Project: Alexandra Palace Theatre, London

Stuffed full of unhappy surprises, Anthony Dowling’s refurbishment of this listed theatre was all about cleverly dodging what looked like a series of inescapable deadly bullets.

The start could hardly have been more inauspicious, with the discovery during the enabling works of far more extensive asbestos than originally supposed. Sprayed on to act as sound as well as fire insulation in the former BBC recording studios, it had spread to neighbouring areas so virulently that the 22-week asbestos strip-out extended to almost a year.

Determined to keep the project’s head above water, Tony spent the time improving buildability for the main works. He also transferred works from the main contract into the enabling package to optimise resources already on site and to further explore some of the unknown elements. The latter proved a particularly valuable move when some of the foundations of the original Alexandra Palace, which burnt down 16 days after it opened, were uncovered, requiring an archaeological investigation and a redesign of the floor support structure.

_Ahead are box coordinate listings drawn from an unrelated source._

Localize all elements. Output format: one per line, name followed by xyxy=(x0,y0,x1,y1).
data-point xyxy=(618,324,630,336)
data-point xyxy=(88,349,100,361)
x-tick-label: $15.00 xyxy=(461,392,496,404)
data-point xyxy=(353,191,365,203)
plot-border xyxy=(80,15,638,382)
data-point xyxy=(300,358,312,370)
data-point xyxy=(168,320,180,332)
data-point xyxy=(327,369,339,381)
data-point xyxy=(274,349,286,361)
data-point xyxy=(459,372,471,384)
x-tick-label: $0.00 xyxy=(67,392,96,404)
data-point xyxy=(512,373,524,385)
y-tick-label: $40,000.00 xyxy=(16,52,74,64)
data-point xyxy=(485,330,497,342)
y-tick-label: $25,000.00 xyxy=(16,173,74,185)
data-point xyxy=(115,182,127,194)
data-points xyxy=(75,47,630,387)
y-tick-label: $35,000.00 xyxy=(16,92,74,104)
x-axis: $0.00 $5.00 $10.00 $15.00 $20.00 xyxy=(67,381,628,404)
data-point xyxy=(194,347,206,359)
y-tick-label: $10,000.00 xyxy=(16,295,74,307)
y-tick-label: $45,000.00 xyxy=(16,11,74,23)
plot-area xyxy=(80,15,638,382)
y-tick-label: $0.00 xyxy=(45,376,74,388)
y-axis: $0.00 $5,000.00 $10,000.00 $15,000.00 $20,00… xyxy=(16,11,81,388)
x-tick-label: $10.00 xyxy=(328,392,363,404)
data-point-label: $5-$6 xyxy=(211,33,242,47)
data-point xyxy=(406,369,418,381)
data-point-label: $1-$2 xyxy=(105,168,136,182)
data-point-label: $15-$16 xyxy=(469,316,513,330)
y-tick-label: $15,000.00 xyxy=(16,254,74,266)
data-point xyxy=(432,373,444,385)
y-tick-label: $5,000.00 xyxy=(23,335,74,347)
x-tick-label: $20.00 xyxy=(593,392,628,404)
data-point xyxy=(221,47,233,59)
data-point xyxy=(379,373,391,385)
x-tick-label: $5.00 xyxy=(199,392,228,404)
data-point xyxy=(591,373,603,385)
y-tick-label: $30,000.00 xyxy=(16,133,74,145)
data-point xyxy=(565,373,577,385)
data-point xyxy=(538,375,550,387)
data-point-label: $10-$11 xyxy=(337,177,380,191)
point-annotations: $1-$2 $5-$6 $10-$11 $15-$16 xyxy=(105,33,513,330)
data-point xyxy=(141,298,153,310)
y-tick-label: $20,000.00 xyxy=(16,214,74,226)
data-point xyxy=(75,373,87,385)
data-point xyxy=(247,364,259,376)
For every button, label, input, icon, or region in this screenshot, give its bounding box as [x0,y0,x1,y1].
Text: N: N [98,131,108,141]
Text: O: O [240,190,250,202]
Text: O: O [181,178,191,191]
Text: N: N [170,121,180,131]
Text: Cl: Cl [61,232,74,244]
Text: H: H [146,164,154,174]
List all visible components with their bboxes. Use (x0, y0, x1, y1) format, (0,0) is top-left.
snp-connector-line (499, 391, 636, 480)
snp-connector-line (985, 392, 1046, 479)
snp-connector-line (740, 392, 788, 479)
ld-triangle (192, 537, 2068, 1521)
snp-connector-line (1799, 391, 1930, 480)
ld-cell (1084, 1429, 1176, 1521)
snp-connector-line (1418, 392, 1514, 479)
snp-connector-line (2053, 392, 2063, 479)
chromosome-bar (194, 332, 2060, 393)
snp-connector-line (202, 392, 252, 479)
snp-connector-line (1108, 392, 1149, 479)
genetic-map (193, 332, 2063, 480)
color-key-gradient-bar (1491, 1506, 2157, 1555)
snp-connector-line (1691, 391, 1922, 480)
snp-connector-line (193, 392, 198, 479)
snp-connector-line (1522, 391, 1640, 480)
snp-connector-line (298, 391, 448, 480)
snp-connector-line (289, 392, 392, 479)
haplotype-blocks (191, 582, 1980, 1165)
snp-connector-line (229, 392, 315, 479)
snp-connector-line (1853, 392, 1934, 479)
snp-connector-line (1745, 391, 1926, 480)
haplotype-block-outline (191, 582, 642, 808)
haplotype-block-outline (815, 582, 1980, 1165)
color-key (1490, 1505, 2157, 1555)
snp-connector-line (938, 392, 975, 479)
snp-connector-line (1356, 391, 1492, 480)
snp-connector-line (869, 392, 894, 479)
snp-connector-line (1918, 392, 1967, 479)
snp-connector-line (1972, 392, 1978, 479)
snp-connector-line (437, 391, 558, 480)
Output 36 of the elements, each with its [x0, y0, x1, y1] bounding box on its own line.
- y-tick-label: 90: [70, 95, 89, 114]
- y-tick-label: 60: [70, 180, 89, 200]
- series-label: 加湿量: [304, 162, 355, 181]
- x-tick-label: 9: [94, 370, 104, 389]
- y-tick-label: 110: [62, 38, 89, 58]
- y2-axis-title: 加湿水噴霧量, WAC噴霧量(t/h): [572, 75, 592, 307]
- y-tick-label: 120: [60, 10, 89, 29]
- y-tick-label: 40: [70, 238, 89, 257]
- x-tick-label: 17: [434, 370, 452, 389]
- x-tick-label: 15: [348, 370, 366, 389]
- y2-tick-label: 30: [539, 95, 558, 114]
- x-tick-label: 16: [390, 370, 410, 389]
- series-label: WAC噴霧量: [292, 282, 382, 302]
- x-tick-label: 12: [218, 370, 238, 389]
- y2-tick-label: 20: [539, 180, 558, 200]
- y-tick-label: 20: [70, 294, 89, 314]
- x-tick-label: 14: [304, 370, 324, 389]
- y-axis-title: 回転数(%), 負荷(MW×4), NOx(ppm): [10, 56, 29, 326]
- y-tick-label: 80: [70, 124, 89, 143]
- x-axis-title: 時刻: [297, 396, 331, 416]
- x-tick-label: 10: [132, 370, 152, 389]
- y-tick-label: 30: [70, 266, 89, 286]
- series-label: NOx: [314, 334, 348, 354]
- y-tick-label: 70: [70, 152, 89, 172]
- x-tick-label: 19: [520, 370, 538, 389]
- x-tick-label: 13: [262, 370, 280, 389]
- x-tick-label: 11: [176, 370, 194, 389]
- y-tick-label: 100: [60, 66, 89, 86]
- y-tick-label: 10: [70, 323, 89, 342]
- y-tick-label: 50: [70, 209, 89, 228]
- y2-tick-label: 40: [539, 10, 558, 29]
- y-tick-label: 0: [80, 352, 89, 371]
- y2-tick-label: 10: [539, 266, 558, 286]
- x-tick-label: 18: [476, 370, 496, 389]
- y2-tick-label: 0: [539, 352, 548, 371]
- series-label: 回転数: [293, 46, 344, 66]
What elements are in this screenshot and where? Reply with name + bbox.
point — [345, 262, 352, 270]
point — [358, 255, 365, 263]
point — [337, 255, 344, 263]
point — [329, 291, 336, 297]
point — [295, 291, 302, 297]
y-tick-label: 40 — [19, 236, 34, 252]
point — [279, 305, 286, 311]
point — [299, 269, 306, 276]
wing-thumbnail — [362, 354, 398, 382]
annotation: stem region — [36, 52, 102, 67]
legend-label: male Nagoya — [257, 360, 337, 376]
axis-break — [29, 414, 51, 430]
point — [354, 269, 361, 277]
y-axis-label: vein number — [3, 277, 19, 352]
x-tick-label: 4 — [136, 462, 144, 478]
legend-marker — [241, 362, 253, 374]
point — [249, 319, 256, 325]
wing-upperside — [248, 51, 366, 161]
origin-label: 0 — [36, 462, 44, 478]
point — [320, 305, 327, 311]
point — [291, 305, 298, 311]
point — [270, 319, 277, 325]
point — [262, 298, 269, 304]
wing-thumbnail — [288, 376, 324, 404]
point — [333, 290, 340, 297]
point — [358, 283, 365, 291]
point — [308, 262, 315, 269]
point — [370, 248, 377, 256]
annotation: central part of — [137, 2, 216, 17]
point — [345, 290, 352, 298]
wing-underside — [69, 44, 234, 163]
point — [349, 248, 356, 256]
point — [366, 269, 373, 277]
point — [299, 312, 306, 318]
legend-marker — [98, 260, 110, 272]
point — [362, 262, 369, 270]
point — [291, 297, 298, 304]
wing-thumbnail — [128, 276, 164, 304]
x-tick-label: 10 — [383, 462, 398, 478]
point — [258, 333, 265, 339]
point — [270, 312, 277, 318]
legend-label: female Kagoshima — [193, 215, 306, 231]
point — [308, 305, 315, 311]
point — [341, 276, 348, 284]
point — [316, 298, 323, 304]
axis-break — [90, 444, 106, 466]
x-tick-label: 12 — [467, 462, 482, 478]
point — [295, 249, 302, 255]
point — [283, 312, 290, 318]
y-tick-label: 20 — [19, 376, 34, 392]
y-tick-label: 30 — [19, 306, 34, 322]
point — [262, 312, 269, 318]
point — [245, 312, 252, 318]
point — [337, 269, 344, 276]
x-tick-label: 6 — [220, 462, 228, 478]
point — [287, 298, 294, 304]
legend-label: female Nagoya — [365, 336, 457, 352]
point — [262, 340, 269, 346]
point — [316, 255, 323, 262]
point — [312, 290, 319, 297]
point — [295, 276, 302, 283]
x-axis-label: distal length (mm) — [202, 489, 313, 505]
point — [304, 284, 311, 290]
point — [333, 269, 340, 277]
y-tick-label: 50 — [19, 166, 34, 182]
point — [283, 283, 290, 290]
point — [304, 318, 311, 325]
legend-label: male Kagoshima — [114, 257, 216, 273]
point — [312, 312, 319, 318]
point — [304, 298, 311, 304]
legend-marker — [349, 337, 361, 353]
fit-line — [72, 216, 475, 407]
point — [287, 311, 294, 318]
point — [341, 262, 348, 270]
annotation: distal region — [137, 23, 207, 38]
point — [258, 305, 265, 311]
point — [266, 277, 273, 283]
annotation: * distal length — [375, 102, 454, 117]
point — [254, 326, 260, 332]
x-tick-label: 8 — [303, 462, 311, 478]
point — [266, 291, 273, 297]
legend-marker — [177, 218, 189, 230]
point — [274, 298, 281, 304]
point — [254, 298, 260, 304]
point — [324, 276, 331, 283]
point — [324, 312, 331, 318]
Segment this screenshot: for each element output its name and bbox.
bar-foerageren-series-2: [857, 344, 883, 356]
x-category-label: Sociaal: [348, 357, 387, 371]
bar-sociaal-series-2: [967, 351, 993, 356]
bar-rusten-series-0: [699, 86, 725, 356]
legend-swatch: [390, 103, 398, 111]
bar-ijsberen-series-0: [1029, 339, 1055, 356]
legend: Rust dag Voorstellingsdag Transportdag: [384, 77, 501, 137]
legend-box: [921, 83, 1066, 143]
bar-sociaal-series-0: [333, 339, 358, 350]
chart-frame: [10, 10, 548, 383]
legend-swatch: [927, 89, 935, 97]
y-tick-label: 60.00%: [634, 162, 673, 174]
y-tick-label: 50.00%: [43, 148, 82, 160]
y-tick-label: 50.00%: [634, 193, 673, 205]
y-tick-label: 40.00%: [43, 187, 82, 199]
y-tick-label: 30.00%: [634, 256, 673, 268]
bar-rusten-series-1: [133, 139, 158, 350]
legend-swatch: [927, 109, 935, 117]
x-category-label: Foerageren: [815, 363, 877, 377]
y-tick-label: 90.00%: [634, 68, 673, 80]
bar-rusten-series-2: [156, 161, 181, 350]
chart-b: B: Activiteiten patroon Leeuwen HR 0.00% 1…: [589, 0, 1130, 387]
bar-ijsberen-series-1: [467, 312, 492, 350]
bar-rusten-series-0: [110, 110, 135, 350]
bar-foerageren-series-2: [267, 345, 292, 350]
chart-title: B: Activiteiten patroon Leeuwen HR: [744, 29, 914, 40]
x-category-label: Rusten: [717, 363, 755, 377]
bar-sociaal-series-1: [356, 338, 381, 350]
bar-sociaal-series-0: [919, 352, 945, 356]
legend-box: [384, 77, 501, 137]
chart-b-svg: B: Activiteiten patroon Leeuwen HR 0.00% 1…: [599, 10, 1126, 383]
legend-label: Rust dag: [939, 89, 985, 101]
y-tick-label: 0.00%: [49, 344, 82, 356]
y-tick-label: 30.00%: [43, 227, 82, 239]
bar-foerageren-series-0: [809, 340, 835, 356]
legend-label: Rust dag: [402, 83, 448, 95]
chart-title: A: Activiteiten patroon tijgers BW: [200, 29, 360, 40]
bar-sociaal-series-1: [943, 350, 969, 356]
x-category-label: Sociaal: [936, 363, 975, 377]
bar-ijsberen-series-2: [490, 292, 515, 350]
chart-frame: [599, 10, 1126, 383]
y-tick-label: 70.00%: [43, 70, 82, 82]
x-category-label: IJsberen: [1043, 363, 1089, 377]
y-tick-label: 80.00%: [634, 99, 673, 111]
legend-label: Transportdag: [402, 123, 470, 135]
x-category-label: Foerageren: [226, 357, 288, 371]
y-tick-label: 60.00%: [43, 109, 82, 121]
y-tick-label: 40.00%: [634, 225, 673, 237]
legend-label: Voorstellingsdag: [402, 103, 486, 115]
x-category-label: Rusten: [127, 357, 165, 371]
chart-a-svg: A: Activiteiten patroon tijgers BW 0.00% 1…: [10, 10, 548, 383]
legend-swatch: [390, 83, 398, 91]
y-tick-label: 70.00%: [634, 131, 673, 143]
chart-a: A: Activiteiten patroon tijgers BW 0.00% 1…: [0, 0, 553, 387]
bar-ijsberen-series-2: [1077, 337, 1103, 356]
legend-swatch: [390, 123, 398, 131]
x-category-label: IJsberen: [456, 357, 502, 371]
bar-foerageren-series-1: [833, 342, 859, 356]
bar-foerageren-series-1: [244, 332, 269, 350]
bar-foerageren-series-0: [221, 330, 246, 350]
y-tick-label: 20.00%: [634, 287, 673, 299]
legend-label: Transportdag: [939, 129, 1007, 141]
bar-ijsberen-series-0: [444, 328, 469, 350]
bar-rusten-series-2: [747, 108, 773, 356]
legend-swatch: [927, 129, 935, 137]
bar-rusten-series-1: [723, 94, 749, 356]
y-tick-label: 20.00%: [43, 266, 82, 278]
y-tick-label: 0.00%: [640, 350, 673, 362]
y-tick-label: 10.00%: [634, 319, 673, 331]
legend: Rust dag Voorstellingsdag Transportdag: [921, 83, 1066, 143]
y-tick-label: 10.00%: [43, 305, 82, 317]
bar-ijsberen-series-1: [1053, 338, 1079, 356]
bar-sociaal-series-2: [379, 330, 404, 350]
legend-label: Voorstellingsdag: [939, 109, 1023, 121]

An even bigger headache was a budget entirely insufficient to cover all the client’s aspirations. Postponing the creation of a BBC museum in part of the building saved £4m, but the rest came from Tony’s vigorous and shrewd value engineering.

Among his massive contributions was the rejection of a costly temporary roof (the building’s walls subsequently turned out to have no foundations and so could not have supported one anyway). Tony’s alternative of installing a sacrificial single-ply membrane over the original felt provided a dry environment for carrying out repairs below. Likewise, he replaced the unaffordable 1,900sqm of brick paving for the east court with polished concrete.

And when several of the roof trusses were found to be so rotten that you could push your hand into them at their ends, he mitigated the delay and project impact that propping the trusses would have caused by installing the permanent structural steelwork already designed for the timber node points. He then had the rest of the steels manufactured and installed, allowed critical activities inside the building to continue.

He even saved money while providing a site exemplar of the ‘arrested decay’ design theme in the refurbishment of a derelict building in the grounds for use as site offices and welfare facilities. It was shown to all operatives during the quality induction as a demonstration of the design thrust and the quality of finish expected – and also diverted budget from site cabins to refurbishment works instead.